Paso adelante del Almería que no tuvo la recompensa que mereció
Si en alguna de las dos oportunidades postreras de que dispuso el Almería en Anduva el balón hubiera entrado, es posible que la visión y el análisis de la actuación rojiblanca hubiera sido diferente.
En la mayoría de ocasiones el comentario de los partidos suele ser resultadista, ya que se valora el trabajo de los equipos en función del resultado. El duelo más reciente de la Liga Santander puede servir de ejemplo. Para la prensa bilbaína la despedida de año fue un éxito tras su triunfo por 2-1, para la de Vigo decepcionante. Y todo ello porque el baño de juego y oportunidades que le dio el Celta al Athletic no tuvo el premio buscado, entre otras razones porque un árbitro temeroso de San Mamés se encargó de sentenciar a los gallegos. Viene esto a cuento porque creemos que el Almería ofreció en Anduva uno de sus mejores actuaciones del curso fuera de casa, fue casi siempre mejor que el rival y si regresó como casi siempre fue por culpa de un error no forzado en el primer tanto y víctima de una decisión de Pizarro de cárcel deportiva, completada por una acción infantil de Diamanka. Quizás lo que más chocó es que tras el 0-1 de Quique, el equipo se puso nervioso perdiendo el sitio y el control del juego que hasta ahora había ejercido.
Pensamos que en este caso fue una cuestión psicológica propiciada por la tensión que genera en la escuadra almeriense la ansiedad por ganar fuera.
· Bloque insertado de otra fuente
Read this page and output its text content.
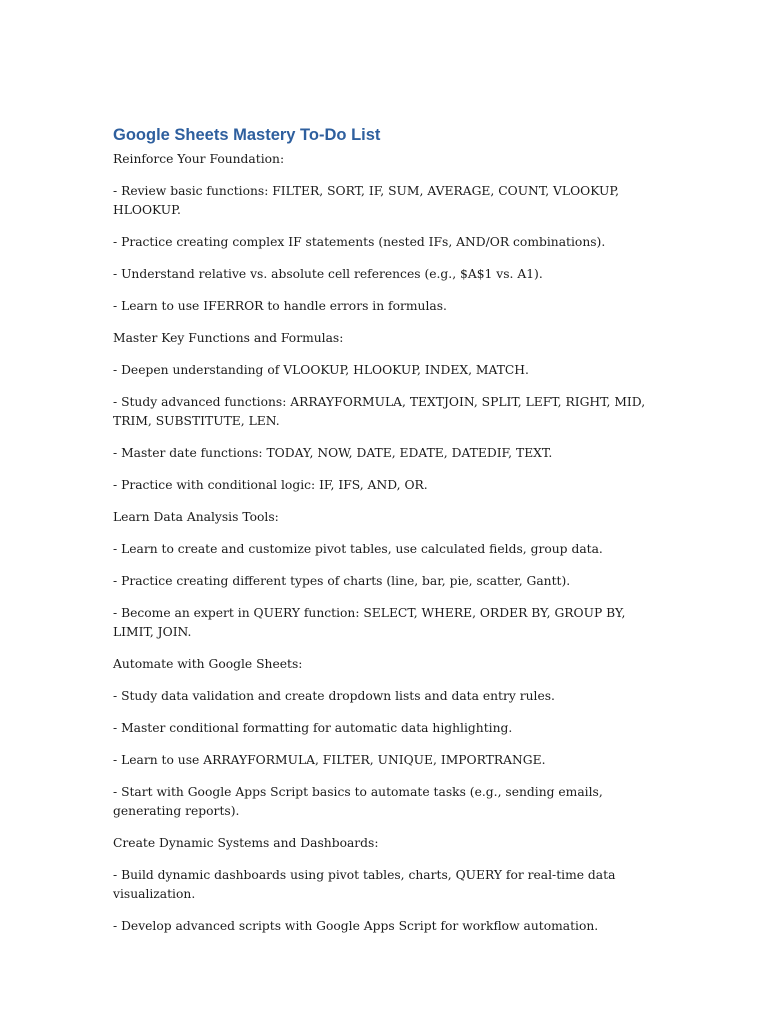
Google Sheets Mastery To-Do List

Reinforce Your Foundation:

- Review basic functions: FILTER, SORT, IF, SUM, AVERAGE, COUNT, VLOOKUP, HLOOKUP.

- Practice creating complex IF statements (nested IFs, AND/OR combinations).

- Understand relative vs. absolute cell references (e.g., $A$1 vs. A1).

- Learn to use IFERROR to handle errors in formulas.

Master Key Functions and Formulas:

- Deepen understanding of VLOOKUP, HLOOKUP, INDEX, MATCH.

- Study advanced functions: ARRAYFORMULA, TEXTJOIN, SPLIT, LEFT, RIGHT, MID, TRIM, SUBSTITUTE, LEN.

- Master date functions: TODAY, NOW, DATE, EDATE, DATEDIF, TEXT.

- Practice with conditional logic: IF, IFS, AND, OR.

Learn Data Analysis Tools:

- Learn to create and customize pivot tables, use calculated fields, group data.

- Practice creating different types of charts (line, bar, pie, scatter, Gantt).

- Become an expert in QUERY function: SELECT, WHERE, ORDER BY, GROUP BY, LIMIT, JOIN.

Automate with Google Sheets:

- Study data validation and create dropdown lists and data entry rules.

- Master conditional formatting for automatic data highlighting.

- Learn to use ARRAYFORMULA, FILTER, UNIQUE, IMPORTRANGE.

- Start with Google Apps Script basics to automate tasks (e.g., sending emails, generating reports).

Create Dynamic Systems and Dashboards:

- Build dynamic dashboards using pivot tables, charts, QUERY for real-time data visualization.

- Develop advanced scripts with Google Apps Script for workflow automation.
Mejorando el trabajo en las acciones a balón parado el Almería ha demostrado, en nuestra opinión, que está preparado para asaltar cualquier campo.
Llega el mes de enero y con él la posibilidad de reforzar el equipo, algo que es absolutamente necesario. Hay que fichar, porque hay mucho y bueno en el mercado, y hacerlo bien. No hay nada perdido; del grado de acierto en las incorporaciones va a depender en gran medida el futuro de la entidad.
Los casos del jugador almeriense Antonio Puertas y del nigeriano Ramón Azeez, dos canteranos que quieren salir a las primeras de cambio, vuelven a poner sobre la mesa la bondad del trabajo de cantera. Joaquín Fernández es la cara positiva.
Finalizó deseando a toda la familia rojiblanca unas felices fiestas y que los Reyes le traigan dos o tres buenos futbolistas. Que así sea.